Ageratina thyrsiflora

Scientific classification
- Kingdom: Plantae
- Clade: Tracheophytes
- Clade: Angiosperms
- Clade: Eudicots
- Clade: Asterids
- Order: Asterales
- Family: Asteraceae
- Genus: Ageratina
- Species: A. thyrsiflora
- Binomial name: Ageratina thyrsiflora (Greene) R.M.King & H.Rob.
- Synonyms: Eupatorium thyrsiflorum (Greene) B.L.Rob.; Kyrstenia thyrsiflora Greene;

= Ageratina thyrsiflora =

- Genus: Ageratina
- Species: thyrsiflora
- Authority: (Greene) R.M.King & H.Rob.
- Synonyms: Eupatorium thyrsiflorum (Greene) B.L.Rob., Kyrstenia thyrsiflora Greene

Species of flowering plant

Ageratina thyrsiflora is a North American species of plants in the family Asteraceae.

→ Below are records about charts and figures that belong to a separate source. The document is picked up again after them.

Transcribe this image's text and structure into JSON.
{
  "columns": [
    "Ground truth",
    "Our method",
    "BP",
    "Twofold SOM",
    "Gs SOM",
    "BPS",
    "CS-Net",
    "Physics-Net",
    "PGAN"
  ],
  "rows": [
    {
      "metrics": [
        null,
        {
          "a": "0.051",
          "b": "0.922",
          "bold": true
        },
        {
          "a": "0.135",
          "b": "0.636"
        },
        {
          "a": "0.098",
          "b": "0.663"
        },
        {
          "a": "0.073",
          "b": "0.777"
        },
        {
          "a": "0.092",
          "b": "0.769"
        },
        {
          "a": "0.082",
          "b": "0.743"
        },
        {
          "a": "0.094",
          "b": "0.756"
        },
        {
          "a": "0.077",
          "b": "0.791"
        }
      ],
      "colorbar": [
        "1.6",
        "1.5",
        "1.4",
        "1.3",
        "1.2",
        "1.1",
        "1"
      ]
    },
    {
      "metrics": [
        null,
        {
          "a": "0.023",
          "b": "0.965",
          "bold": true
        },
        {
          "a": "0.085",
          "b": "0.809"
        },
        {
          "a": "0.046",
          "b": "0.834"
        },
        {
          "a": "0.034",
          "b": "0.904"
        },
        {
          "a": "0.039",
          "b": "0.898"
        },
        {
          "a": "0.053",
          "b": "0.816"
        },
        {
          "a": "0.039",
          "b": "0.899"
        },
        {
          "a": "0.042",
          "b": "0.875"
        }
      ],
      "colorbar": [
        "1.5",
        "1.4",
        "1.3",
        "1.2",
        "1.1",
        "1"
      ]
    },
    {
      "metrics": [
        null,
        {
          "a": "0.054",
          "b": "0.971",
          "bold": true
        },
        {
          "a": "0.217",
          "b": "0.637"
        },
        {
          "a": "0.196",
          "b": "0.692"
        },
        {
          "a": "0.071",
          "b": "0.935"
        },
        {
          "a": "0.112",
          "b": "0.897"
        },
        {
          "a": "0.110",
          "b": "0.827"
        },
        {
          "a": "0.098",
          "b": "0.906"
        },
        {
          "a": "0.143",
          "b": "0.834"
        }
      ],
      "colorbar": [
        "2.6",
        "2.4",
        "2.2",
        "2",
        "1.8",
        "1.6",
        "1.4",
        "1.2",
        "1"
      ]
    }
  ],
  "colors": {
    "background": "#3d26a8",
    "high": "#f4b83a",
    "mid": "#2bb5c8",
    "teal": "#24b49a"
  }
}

It is native mostly to northwestern Mexico (states of Chihuahua, Durango, Jalisco, Sinaloa, and Sonora). The range extends just barely into the United States, a single herbarium specimen having been collected in 1929 just north of the border town of Nogales, Arizona.

==Etymology==
Ageratina is derived from Greek meaning 'un-aging', in reference to the flowers keeping their color for a long time. This name was used by Dioscorides for a number of different plants. Thyrsiflora is derived from the Ancient Greek thyrsos (θύρσος; meaning a 'contracted panicle, wreath, or thyrsos') and the Latin floris (gen. 'flower'), and so, thyrsiflora means approximately 'with flowers arranged in the shape of a contracted panicle or thyrsos staff'.